耳邊傳來震耳欲聾的敲鑼打鼓聲,滿目是刺眼的紅。
謝止礿摸著疼痛欲裂的頭,依稀記得方才硬生生將宋弇那一劍攔截後,幻境便猝然崩塌,接著便是那聲拖拉著聲音的叫喊。
說了什麽來著?
對,吉時已到。
謝止礿陡然清醒,一把扯下頭上的蓋頭,打量著這四四方方的狹窄空間。紅色幔帳紮於蓋頂,座椅上羅列著繡著“囍”字,串著金穗流蘇的方型靠墊。
得了,這婚還是得結。
謝止礿掀開右邊轎簾,一隻鼠頭就這麽直愣愣地盯著他。黑色空洞的眼珠如芝麻鑲嵌在錐子般的臉上,兩頰塗得紅紅的,活似個喜蛋。

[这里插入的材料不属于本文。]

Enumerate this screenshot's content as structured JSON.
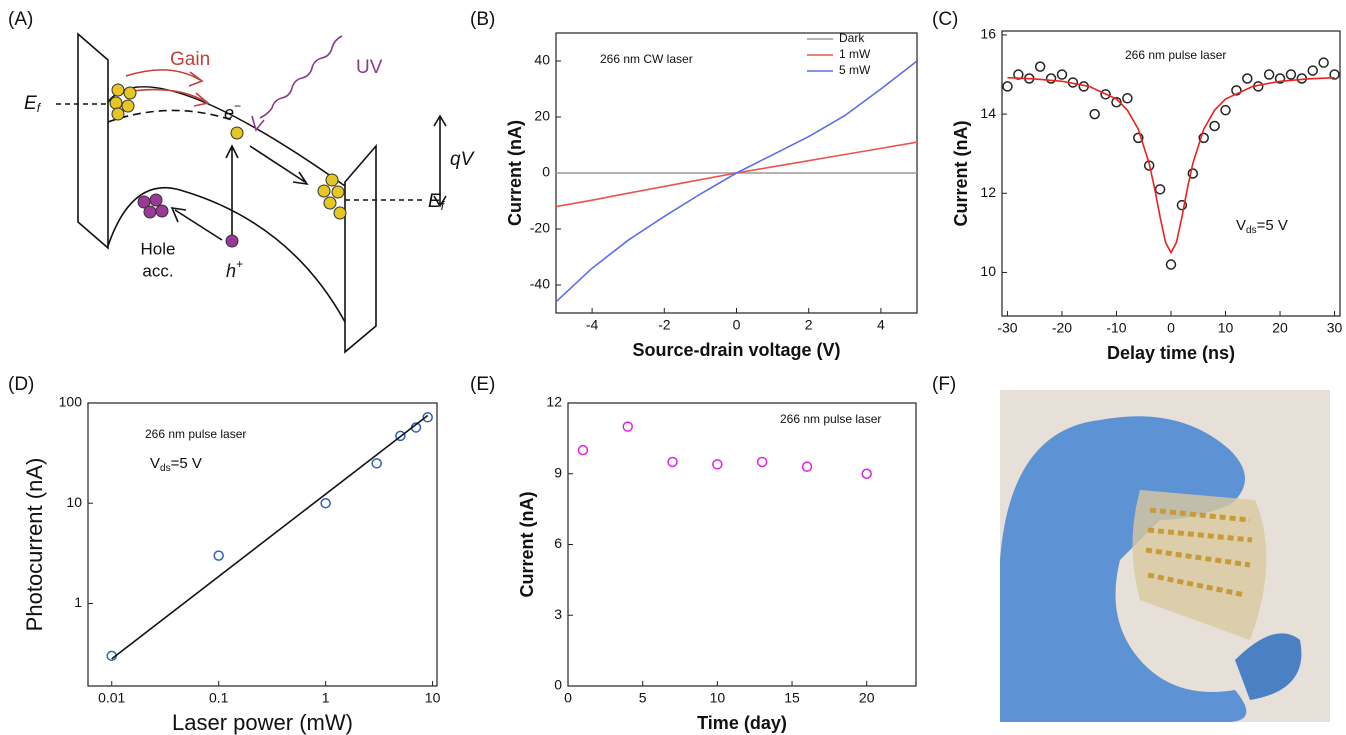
{
  "panel_labels": [
    "(A)",
    "(B)",
    "(C)",
    "(D)",
    "(E)",
    "(F)"
  ],
  "diagram": {
    "gain": "Gain",
    "uv": "UV",
    "ef_left": [
      "E",
      "f"
    ],
    "electron": [
      "e",
      "−"
    ],
    "qv": "qV",
    "ef_right": [
      "E",
      "f"
    ],
    "hole_line1": "Hole",
    "hole_line2": "acc.",
    "hole": [
      "h",
      "+"
    ]
  },
  "chart_data": [
    {
      "type": "line",
      "annotation": "266 nm CW laser",
      "ylabel": "Current (nA)",
      "xlabel": "Source-drain voltage (V)",
      "xlim": [
        -5,
        5
      ],
      "xticks": [
        -4,
        -2,
        0,
        2,
        4
      ],
      "ylim": [
        -50,
        50
      ],
      "yticks": [
        -40,
        -20,
        0,
        20,
        40
      ],
      "legend": "upper right",
      "series": [
        {
          "name": "Dark",
          "color": "#999999",
          "kind": "line",
          "x": [
            -5,
            -4,
            -3,
            -2,
            -1,
            0,
            1,
            2,
            3,
            4,
            5
          ],
          "values": [
            0,
            0,
            0,
            0,
            0,
            0,
            0,
            0,
            0,
            0,
            0
          ]
        },
        {
          "name": "1 mW",
          "color": "#e8554e",
          "kind": "line",
          "x": [
            -5,
            -4,
            -3,
            -2,
            -1,
            0,
            1,
            2,
            3,
            4,
            5
          ],
          "values": [
            -12,
            -9.7,
            -7.2,
            -4.8,
            -2.4,
            0,
            2.2,
            4.4,
            6.6,
            8.8,
            11
          ]
        },
        {
          "name": "5 mW",
          "color": "#5b6ee8",
          "kind": "line",
          "x": [
            -5,
            -4,
            -3,
            -2,
            -1,
            0,
            1,
            2,
            3,
            4,
            5
          ],
          "values": [
            -46,
            -34,
            -24,
            -15.5,
            -7.5,
            0,
            6.5,
            13,
            20.5,
            30,
            40
          ]
        }
      ]
    },
    {
      "type": "scatter",
      "annotation": "266 nm pulse laser",
      "annotation2": [
        "V",
        "ds",
        "=5 V"
      ],
      "ylabel": "Current (nA)",
      "xlabel": "Delay time (ns)",
      "xlim": [
        -31,
        31
      ],
      "xticks": [
        -30,
        -20,
        -10,
        0,
        10,
        20,
        30
      ],
      "ylim": [
        8.9,
        16.1
      ],
      "yticks": [
        10,
        12,
        14,
        16
      ],
      "series": [
        {
          "color": "#222222",
          "kind": "scatter",
          "x": [
            -30,
            -28,
            -26,
            -24,
            -22,
            -20,
            -18,
            -16,
            -14,
            -12,
            -10,
            -8,
            -6,
            -4,
            -2,
            0,
            2,
            4,
            6,
            8,
            10,
            12,
            14,
            16,
            18,
            20,
            22,
            24,
            26,
            28,
            30
          ],
          "values": [
            14.7,
            15.0,
            14.9,
            15.2,
            14.9,
            15.0,
            14.8,
            14.7,
            14.0,
            14.5,
            14.3,
            14.4,
            13.4,
            12.7,
            12.1,
            10.2,
            11.7,
            12.5,
            13.4,
            13.7,
            14.1,
            14.6,
            14.9,
            14.7,
            15.0,
            14.9,
            15.0,
            14.9,
            15.1,
            15.3,
            15.0
          ]
        },
        {
          "color": "#e8231e",
          "kind": "line",
          "x": [
            -30,
            -25,
            -20,
            -15,
            -10,
            -8,
            -6,
            -4,
            -3,
            -2,
            -1,
            0,
            1,
            2,
            3,
            4,
            6,
            8,
            10,
            15,
            20,
            25,
            30
          ],
          "values": [
            14.92,
            14.89,
            14.83,
            14.7,
            14.38,
            14.1,
            13.62,
            12.75,
            12.12,
            11.4,
            10.76,
            10.5,
            10.76,
            11.4,
            12.12,
            12.75,
            13.62,
            14.1,
            14.38,
            14.7,
            14.83,
            14.89,
            14.92
          ]
        }
      ]
    },
    {
      "type": "scatter",
      "annotation": "266 nm pulse laser",
      "annotation2": [
        "V",
        "ds",
        "=5 V"
      ],
      "ylabel": "Photocurrent (nA)",
      "xlabel": "Laser power (mW)",
      "xscale": "log",
      "yscale": "log",
      "xlim": [
        0.006,
        11
      ],
      "xticks": [
        0.01,
        0.1,
        1,
        10
      ],
      "ylim": [
        0.15,
        100
      ],
      "yticks": [
        1,
        10,
        100
      ],
      "series": [
        {
          "color": "#2f5fc0",
          "kind": "scatter",
          "x": [
            0.01,
            0.1,
            1,
            3,
            5,
            7,
            9
          ],
          "values": [
            0.3,
            3,
            10,
            25,
            47,
            57,
            72
          ]
        },
        {
          "color": "#111111",
          "kind": "line",
          "x": [
            0.01,
            9
          ],
          "values": [
            0.28,
            75
          ]
        }
      ]
    },
    {
      "type": "scatter",
      "annotation": "266 nm pulse laser",
      "ylabel": "Current (nA)",
      "xlabel": "Time (day)",
      "xlim": [
        0,
        23.3
      ],
      "xticks": [
        0,
        5,
        10,
        15,
        20
      ],
      "ylim": [
        0,
        12
      ],
      "yticks": [
        0,
        3,
        6,
        9,
        12
      ],
      "series": [
        {
          "color": "#e020e0",
          "kind": "scatter",
          "x": [
            1,
            4,
            7,
            10,
            13,
            16,
            20
          ],
          "values": [
            10,
            11,
            9.5,
            9.4,
            9.5,
            9.3,
            9
          ]
        }
      ]
    }
  ]
}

他被這看似喜慶實則詭異的鼠頭嚇了一跳,趕緊將轎簾放下來,眼不見為淨。
這時,左邊窗沿傳來了“咚咚”的聲響。謝止礿做好看見另一隻鼠頭的準備,眯著眼掀開簾子,卻驚喜地看到沈莘憨厚老實的麵孔。
沈莘道:“謝公子?”
謝止礿發覺自個兒有些識別唇語的本事,在這鑼鼓聲天裏竟還能讀懂沈莘在說些什麽。
隻見沈莘不好意思地笑道:“謝公子,你這姑娘打扮真好看,我一開始都沒認出來。”
“……”謝止礿突然又不想要這識別唇語的本事了。
他朝窗外看了看,這四周白茫茫一片,似走在濃霧中,根本分辨不出身處何方又要去往何處。
轎子旁站著直立行走的老鼠們。有些穿著紅色馬褂,不是吹著嗩呐便是敲著鼓。還有些健壯點的則挑著些作為嫁妝的臘肉鹹魚,好不熱鬧。
謝止礿清了清嗓子,朝沈莘嘰裏呱啦地念叨了一通,看到對方迷茫的雙眼便知這識別唇語的本事不是人人都有的。
於是他抓著沈莘的胳膊,正想用靈力告訴他,對方卻臉蛋一紅,燙著似的躲了躲。
“?”謝止礿用眼神表示疑惑。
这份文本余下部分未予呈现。